If you remember the long battle over the new New York Yankees stadium, you may remember how one key hurdle was getting the approval of the National Park Service for the project, since the stadium site was on parkland that had previously gotten federal funds, meaning it either needed to be maintained as open space in perpetuity or replaced with equal land elsewhere. (A requirement that was eventually met, sort of, by building a new park years late on the other side of a highway.)
The St. Louis Blues are currently working on building a new practice rink on 40 acres of similarly federally funded parkland in suburban Maryland Heights — using $6 million of county money, in addition to the county land — and so are stuck in the same boat of waiting on the NPS. Except, according to St. Louis Post-Dispatch columnist Tony Messenger, the Blues owners aren’t waiting:
Today, the site tapped for the ice complex is scraped bare by bulldozers. On both sides of Marine Avenue in the northwestern corner of the federally protected park, trees, grass, wildlife and wildflowers are gone, replaced by acres of dirt being flattened and raised by heavy construction equipment every day.
That work, key county officials claim, has nothing to do with the ice project, which has yet to get the approval it needs from the National Park Service to go forward.
Messenger reports that Sheila Sweeney, CEO of the St. Louis Economic Development Partnership, insists the park was bulldozed not for the Blues, but for “an unrelated stormwater project.” Only one problem:
The proposed site of the Blues practice arena project is 13750 Marine Avenue, which besides being in the county park is also in the city limits of Maryland Heights. That means the company doing the grading work needed a permit from the city.

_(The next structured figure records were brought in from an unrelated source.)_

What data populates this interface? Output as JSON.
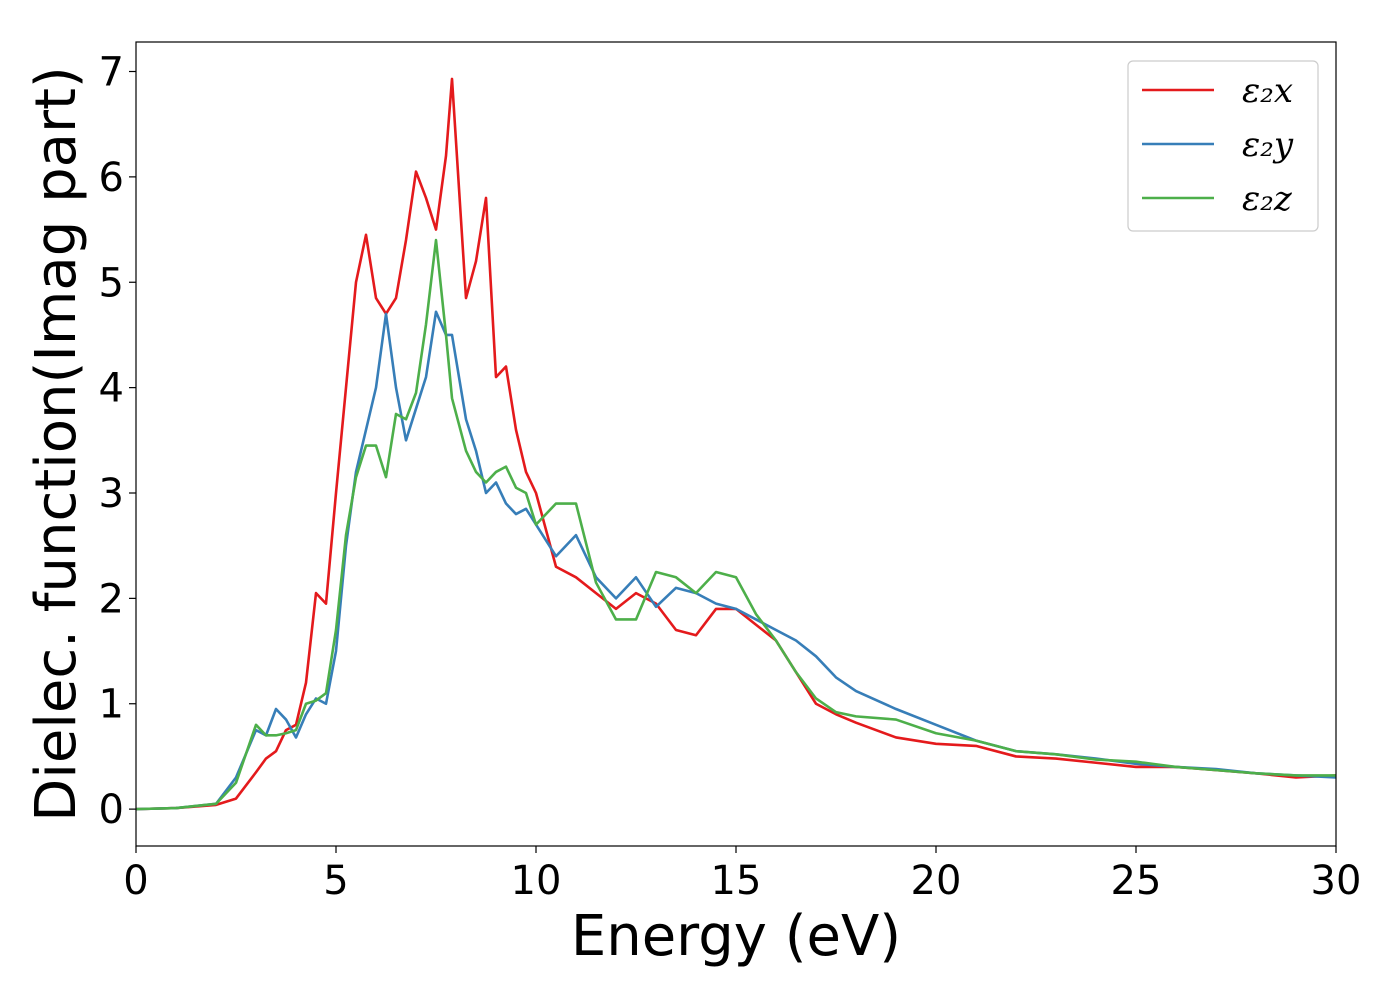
{
  "chart_data": {
    "type": "line",
    "xlabel": "Energy (eV)",
    "ylabel": "Dielec. function(Imag part)",
    "x": [
      0,
      1,
      2,
      2.5,
      3,
      3.25,
      3.5,
      3.75,
      4,
      4.25,
      4.5,
      4.75,
      5,
      5.25,
      5.5,
      5.75,
      6,
      6.25,
      6.5,
      6.75,
      7,
      7.25,
      7.5,
      7.75,
      7.9,
      8.25,
      8.5,
      8.75,
      9,
      9.25,
      9.5,
      9.75,
      10,
      10.5,
      11,
      11.5,
      12,
      12.5,
      13,
      13.5,
      14,
      14.5,
      15,
      15.5,
      16,
      16.5,
      17,
      17.5,
      18,
      19,
      20,
      21,
      22,
      23,
      24,
      25,
      26,
      27,
      28,
      29,
      30
    ],
    "series": [
      {
        "name": "ε₂x",
        "color": "#e41a1c",
        "values": [
          0,
          0.01,
          0.04,
          0.1,
          0.35,
          0.48,
          0.55,
          0.75,
          0.8,
          1.2,
          2.05,
          1.95,
          3.0,
          4.0,
          5.0,
          5.45,
          4.85,
          4.7,
          4.85,
          5.4,
          6.05,
          5.8,
          5.5,
          6.2,
          6.93,
          4.85,
          5.2,
          5.8,
          4.1,
          4.2,
          3.6,
          3.2,
          3.0,
          2.3,
          2.2,
          2.05,
          1.9,
          2.05,
          1.95,
          1.7,
          1.65,
          1.9,
          1.9,
          1.75,
          1.6,
          1.3,
          1.0,
          0.9,
          0.82,
          0.68,
          0.62,
          0.6,
          0.5,
          0.48,
          0.44,
          0.4,
          0.4,
          0.37,
          0.34,
          0.3,
          0.32
        ]
      },
      {
        "name": "ε₂y",
        "color": "#377eb8",
        "values": [
          0,
          0.01,
          0.05,
          0.3,
          0.75,
          0.7,
          0.95,
          0.85,
          0.68,
          0.9,
          1.05,
          1.0,
          1.5,
          2.5,
          3.2,
          3.6,
          4.0,
          4.7,
          4.0,
          3.5,
          3.8,
          4.1,
          4.72,
          4.5,
          4.5,
          3.7,
          3.4,
          3.0,
          3.1,
          2.9,
          2.8,
          2.85,
          2.7,
          2.4,
          2.6,
          2.2,
          2.0,
          2.2,
          1.92,
          2.1,
          2.05,
          1.95,
          1.9,
          1.8,
          1.7,
          1.6,
          1.45,
          1.25,
          1.12,
          0.95,
          0.8,
          0.65,
          0.55,
          0.52,
          0.48,
          0.43,
          0.4,
          0.38,
          0.34,
          0.32,
          0.3
        ]
      },
      {
        "name": "ε₂z",
        "color": "#4daf4a",
        "values": [
          0,
          0.01,
          0.05,
          0.25,
          0.8,
          0.7,
          0.7,
          0.72,
          0.75,
          1.0,
          1.03,
          1.1,
          1.7,
          2.6,
          3.15,
          3.45,
          3.45,
          3.15,
          3.75,
          3.7,
          3.95,
          4.6,
          5.4,
          4.5,
          3.9,
          3.4,
          3.2,
          3.1,
          3.2,
          3.25,
          3.05,
          3.0,
          2.7,
          2.9,
          2.9,
          2.15,
          1.8,
          1.8,
          2.25,
          2.2,
          2.05,
          2.25,
          2.2,
          1.85,
          1.6,
          1.3,
          1.05,
          0.92,
          0.88,
          0.85,
          0.72,
          0.65,
          0.55,
          0.52,
          0.47,
          0.45,
          0.4,
          0.37,
          0.34,
          0.32,
          0.32
        ]
      }
    ],
    "xlim": [
      0,
      30
    ],
    "xticks": [
      0,
      5,
      10,
      15,
      20,
      25,
      30
    ],
    "ylim": [
      -0.35,
      7.28
    ],
    "yticks": [
      0,
      1,
      2,
      3,
      4,
      5,
      6,
      7
    ],
    "grid": false,
    "legend": "upper right"
  }
}
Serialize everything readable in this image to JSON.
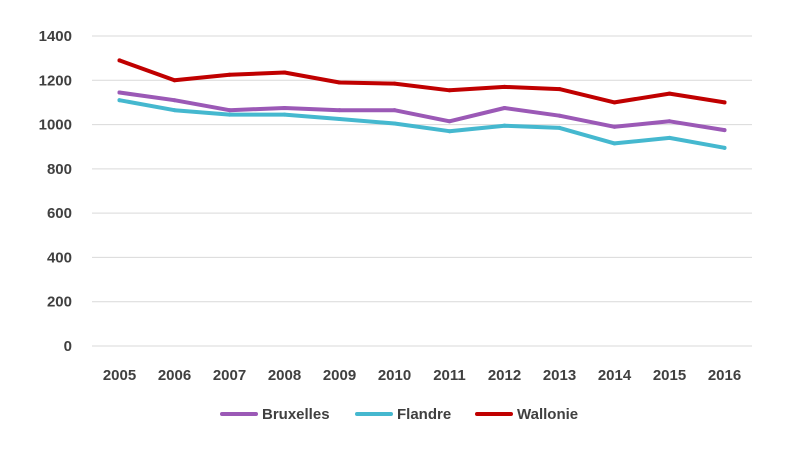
{
  "chart_data": {
    "type": "line",
    "title": "",
    "xlabel": "",
    "ylabel": "",
    "ylim": [
      0,
      1400
    ],
    "yticks": [
      0,
      200,
      400,
      600,
      800,
      1000,
      1200,
      1400
    ],
    "grid": true,
    "legend_position": "bottom",
    "categories": [
      "2005",
      "2006",
      "2007",
      "2008",
      "2009",
      "2010",
      "2011",
      "2012",
      "2013",
      "2014",
      "2015",
      "2016"
    ],
    "series": [
      {
        "name": "Bruxelles",
        "color": "#9b59b6",
        "values": [
          1145,
          1110,
          1065,
          1075,
          1065,
          1065,
          1015,
          1075,
          1040,
          990,
          1015,
          975
        ]
      },
      {
        "name": "Flandre",
        "color": "#45b8cf",
        "values": [
          1110,
          1065,
          1045,
          1045,
          1025,
          1005,
          970,
          995,
          985,
          915,
          940,
          895
        ]
      },
      {
        "name": "Wallonie",
        "color": "#c00000",
        "values": [
          1290,
          1200,
          1225,
          1235,
          1190,
          1185,
          1155,
          1170,
          1160,
          1100,
          1140,
          1100
        ]
      }
    ]
  }
}
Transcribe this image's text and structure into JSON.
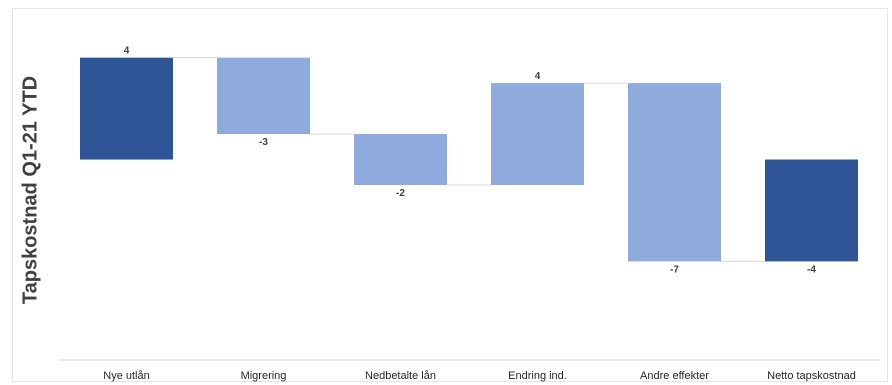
{
  "chart_data": {
    "type": "bar",
    "subtype": "waterfall",
    "ylabel": "Tapskostnad Q1-21 YTD",
    "categories": [
      "Nye utlån",
      "Migrering",
      "Nedbetalte lån",
      "Endring ind.",
      "Andre effekter",
      "Netto tapskostnad"
    ],
    "values": [
      4,
      -3,
      -2,
      4,
      -7,
      -4
    ],
    "value_labels": [
      "4",
      "-3",
      "-2",
      "4",
      "-7",
      "-4"
    ],
    "kinds": [
      "total",
      "delta",
      "delta",
      "delta",
      "delta",
      "total"
    ],
    "ylim": [
      -7.4,
      4.3
    ],
    "grid": false,
    "legend": false,
    "colors": {
      "total": "#2F5597",
      "delta": "#8FAADC",
      "connector": "#d9d9d9",
      "axis": "#d9d9d9"
    }
  }
}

That permit was issued July 6. It lists the description of the work to be done:
“Construction of an Ice Center.”
Environmental groups are fighting the use of parkland for the hockey complex, with a Change.org petition that notes that not only is Creve Coeur Park valuable green space, but it sits in a floodplain, making it maybe not the best place for a permanent sports facility. And now the chair of the St. Louis County Council has called for a timeout on the project, on the grounds that “information that now appears to be incorrect, misleading, or incomplete” and that “we were purposely misled.” Better late than never, I guess, though maybe it would have been nice to do this before the chainsaws came out.